A paper co-authored by Zhaozhi Qian, Ahmed Alaa, and Mihaela van der Schaar has been accepted for publication in Intensive Care Medicine (editor-in-chief: Giuseppe Citerio, M. D.). Dr. Ari Ercole from the University of Cambridge’s Division of Anaesthesia collaborated on the paper.
Using hospitalization data from England, the paper explores a variety of risk predictors associated with ICU outcome for COVID-19 patients. The key outcome of this research, however, is the striking and concerning degree of between-centre variation in outcome, the cause of which is unknown. Hazard ratio variation between sites is found to be comparable in magnitude to the strongest predictor (age), meaning that a patient’s place of treatment may potentially have as significant an impact on survival as any other single factor.
The authors note that these findings motivate urgent comparative effectiveness research to characterise between-centre differences to inform surge best-practice in both in England and elsewhere.
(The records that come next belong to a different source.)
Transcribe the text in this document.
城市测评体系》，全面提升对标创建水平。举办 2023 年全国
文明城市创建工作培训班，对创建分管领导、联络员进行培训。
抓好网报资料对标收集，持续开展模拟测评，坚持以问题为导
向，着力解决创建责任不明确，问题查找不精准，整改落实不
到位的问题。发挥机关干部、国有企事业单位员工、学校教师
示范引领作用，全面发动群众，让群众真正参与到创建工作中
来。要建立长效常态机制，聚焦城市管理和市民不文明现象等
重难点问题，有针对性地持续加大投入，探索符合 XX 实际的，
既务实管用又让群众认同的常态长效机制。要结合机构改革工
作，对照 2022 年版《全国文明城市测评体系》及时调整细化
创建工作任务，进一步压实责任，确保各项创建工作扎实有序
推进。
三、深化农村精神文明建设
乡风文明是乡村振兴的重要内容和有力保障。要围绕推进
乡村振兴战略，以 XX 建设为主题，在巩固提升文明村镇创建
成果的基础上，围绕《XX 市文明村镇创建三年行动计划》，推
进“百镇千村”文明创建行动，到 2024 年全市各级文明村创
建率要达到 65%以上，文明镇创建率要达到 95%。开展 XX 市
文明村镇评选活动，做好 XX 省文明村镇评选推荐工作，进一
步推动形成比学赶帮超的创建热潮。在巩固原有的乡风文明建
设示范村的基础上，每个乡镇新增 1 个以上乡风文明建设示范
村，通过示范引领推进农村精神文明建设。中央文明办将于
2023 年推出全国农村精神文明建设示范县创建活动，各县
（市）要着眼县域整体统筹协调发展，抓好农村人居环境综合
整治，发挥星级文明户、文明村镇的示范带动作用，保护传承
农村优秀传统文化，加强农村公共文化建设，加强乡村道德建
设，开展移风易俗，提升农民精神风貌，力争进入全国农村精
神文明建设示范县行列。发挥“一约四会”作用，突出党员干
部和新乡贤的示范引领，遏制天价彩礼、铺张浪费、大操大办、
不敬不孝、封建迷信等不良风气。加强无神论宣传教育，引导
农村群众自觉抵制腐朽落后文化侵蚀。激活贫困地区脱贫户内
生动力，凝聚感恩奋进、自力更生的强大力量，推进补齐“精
The high numbers of COVID-19 patients developing severe respiratory failure has placed exceptional demands on ICU capacity around the world. Understanding the determinants of ICU mortality is important for surge planning and shared decision making. We used early data from the COVID-19 Hospitalisation in England Surveillance System (from the start of data collection 8th February -22nd May 2020) to look for factors associated with ICU outcome in the hope that information from such timely analysis may be actionable before the outbreak peak. Immunosuppressive disease, chronic cardiorespiratory/renal disease and age were key determinants of ICU mortality in a proportional hazards mixed effects model. However variation in site-stratified random effects were comparable in magnitude suggesting substantial between-centre variability in mortality. Notwithstanding possible ascertainment and lead-time effects, these early results motivate comparative effectiveness research to understand the origin of such differences and optimise surge ICU provision.